Okay, it’s not an entirely serious point, but there’s a reason why not isn't there? We have an exceedingly strong and unhealthy tendency towards endemic equivocation and the BBC is the leader of the pack by a long, long way. We know political life is riddled with liars and charlatans. They make promises, often by implication, with no intention of keeping them.

They aren’t necessarily evil people, although they may be, but absurdly over-ambitious and inclined to talk purely for effect or as their advisers dictate. So maybe the BBC could bring itself to say what we all know to be the case. Surely it would be healthier – politically.

As things stand the BBC seems to be part of it – the lying I mean. There are after all, no innocent bystanders in this game.


Sam Vega said...

I agree that the BBC is implicated as an institution, but would you agree that certain formats and certain individuals within the BBC serve to expose the lies?

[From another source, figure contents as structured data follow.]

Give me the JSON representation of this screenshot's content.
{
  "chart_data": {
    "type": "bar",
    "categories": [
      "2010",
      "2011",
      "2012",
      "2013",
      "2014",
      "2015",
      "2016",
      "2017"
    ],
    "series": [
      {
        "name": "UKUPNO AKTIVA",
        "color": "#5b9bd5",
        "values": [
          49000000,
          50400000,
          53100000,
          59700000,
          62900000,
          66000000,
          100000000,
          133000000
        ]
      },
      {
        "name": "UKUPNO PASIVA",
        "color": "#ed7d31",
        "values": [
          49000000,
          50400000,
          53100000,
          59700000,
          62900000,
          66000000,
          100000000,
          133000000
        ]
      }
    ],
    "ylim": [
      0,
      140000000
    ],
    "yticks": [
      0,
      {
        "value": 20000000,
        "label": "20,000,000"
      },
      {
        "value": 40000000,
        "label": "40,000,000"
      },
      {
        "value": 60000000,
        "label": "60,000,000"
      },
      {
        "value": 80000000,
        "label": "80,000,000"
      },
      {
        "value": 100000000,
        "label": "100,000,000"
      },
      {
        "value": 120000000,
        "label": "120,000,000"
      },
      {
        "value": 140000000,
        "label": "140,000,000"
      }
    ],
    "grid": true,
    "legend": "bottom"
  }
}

Paxman has had some glorious moments, for example. And there are those little blips where the truth slips in by default. Brown sounding off about the "bigot" while still wearing the mic., or Blair getting confronted by the angry woman outside the hospital, for example. A politician openly lying is news, after all.

We may not be told the truth, but we are often told enough to know that people are habitually lying...

Anonymous said...

Slightly off topic, but trawling Urban Dictionary I came across a word for 'going for a poo' - "birthing a politician". So, just going to "birth a politician".

James Higham said...

Okay, it’s not an entirely serious point, but there’s a reason why not isn't there?

Think it's an entirely serious point.

A K Haart said...

Sam - I take your point about Paxman, but I think he's used as a boundary where we might expect to find the BBC norm. HIGNFY sets another boundary.

BTW I've just started "If on a winter's night a traveller".

Roger - I like that - must use it!

A K Haart said...

James - it is, but we have to tackle it from all angles.

Demetrius said...

Garbage in, garbage out.

Scrobs... said...

There is a solution to Beeboil leftyism; just hear the words and believe the opposite!

Works every time.

Like that Epiphany Flanders woman; never believe a word she says! As for Splick Robinson, well, don't even bother to hear the words. And then there's Whole-lotta-love Peston to make you think there's life at the end of the tunnel, because he's just so negative.

A K Haart said...

Demetrius - but it's surely time to shake it all about!

Scrobs - I've given up on the Beeb though, only use it as material for blog posts!